Bazılarınız diyecek ki hep aynı kişiyle sevişiyorsak zaten onu arzulamayacağız. Seviyenin aynen korunamayacağını kabul etmekle birlikte, değiştirmenin getirdiği hedonik adaptasyon yüzünden böyle düşünüyorsunuz biraz da. Coolidge etkisi var, ancak hacklenebiliyor. Ben 11 yıldır arzuluyor ve arzulanıyorum, tabi ki dalgalanan bir seyirde, ama imkansız değil. Başka bedenlerle sevişmeye alışıksanız, farklı uyaranlara maruz bırakıyorsunuz kendinizi, sürekli. Uyaranlara erişiminiz azaldıkça daha kolay uyarılır hale geleceksiniz, porno diyeti gibi düşünün. Hareketli bir seks hayatınız var ise evliliği şu anki alışkanlıklarınızla doğru tahayyül etmeniz mümkün değil. Kendinizi şartlarsanız aksini yaşamanız da…Çoğunuz da bu bug’a düşüyor malesef. Çünkü aksi çok zor. O yüzden erkeğe dahil evlilik öncesi limitli tecrübe öneriyorum ya.

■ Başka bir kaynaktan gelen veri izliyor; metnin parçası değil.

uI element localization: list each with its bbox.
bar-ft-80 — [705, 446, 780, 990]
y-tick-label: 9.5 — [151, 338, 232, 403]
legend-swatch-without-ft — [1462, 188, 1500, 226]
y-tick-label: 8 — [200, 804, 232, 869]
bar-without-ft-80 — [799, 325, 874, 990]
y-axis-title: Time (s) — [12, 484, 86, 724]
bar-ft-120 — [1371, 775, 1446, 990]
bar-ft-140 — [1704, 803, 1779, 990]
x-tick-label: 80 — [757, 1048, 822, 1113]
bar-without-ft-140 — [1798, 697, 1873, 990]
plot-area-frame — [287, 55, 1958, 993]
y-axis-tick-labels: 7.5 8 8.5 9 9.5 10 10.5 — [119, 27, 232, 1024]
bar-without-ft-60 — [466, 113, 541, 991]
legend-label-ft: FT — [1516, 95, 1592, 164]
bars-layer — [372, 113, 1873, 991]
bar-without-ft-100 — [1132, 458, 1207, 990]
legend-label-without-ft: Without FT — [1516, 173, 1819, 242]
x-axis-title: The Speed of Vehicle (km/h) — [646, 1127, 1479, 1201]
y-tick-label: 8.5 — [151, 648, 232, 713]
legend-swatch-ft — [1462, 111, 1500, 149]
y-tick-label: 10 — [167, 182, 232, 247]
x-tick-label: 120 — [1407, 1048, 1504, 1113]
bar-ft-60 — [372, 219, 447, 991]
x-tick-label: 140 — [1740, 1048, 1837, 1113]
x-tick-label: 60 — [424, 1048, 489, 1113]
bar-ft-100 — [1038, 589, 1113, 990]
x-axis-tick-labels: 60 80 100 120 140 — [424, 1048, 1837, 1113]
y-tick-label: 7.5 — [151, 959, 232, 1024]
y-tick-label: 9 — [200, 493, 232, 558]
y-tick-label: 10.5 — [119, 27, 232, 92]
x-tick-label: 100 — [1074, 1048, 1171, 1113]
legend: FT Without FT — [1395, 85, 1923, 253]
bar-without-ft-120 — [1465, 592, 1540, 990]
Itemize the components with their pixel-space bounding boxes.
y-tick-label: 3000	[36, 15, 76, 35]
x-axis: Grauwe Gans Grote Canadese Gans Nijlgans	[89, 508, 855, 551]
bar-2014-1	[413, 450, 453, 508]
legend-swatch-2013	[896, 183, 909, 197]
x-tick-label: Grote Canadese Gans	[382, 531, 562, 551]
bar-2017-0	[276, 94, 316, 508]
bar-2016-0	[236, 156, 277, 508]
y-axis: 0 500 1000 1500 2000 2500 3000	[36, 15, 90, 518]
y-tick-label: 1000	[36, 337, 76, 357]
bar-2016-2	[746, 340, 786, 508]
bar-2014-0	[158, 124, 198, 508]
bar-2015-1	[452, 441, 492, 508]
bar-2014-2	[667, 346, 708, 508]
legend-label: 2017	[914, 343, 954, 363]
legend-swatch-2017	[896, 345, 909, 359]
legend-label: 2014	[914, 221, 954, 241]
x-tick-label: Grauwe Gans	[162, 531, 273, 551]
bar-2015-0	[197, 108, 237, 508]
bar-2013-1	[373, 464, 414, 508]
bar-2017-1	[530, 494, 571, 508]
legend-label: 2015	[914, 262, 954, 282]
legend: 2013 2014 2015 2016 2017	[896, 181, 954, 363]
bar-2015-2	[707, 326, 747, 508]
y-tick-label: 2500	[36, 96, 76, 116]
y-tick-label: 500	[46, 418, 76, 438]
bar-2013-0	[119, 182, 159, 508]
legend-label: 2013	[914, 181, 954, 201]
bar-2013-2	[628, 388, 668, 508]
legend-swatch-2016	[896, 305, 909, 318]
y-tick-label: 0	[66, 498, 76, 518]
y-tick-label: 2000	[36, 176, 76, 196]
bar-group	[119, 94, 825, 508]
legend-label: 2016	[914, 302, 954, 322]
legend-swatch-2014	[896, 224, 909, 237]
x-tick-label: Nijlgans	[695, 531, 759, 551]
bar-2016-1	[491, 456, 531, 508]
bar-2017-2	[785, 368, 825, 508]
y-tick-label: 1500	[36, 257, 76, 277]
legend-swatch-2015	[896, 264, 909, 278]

Kolay olacağını kimse söylemedi. Ama kolay olmasını aslında siz de istemezsiniz. Karşı taraf bunu hiç dert edinmese ve sizi sürekli kabullenirse ondan da sıkılıyor insan zihni. Çünkü insan uğraşmaya ve gelişmeye programlanmıştır. Sadece, arada dinlenmek ister ve evet, dinlenmek istediği dönemlerde hemen kınanmamalıdır. Ama siz de dinlenmeleri kısa kesme niyetinde olduğunu göstermelisiniz.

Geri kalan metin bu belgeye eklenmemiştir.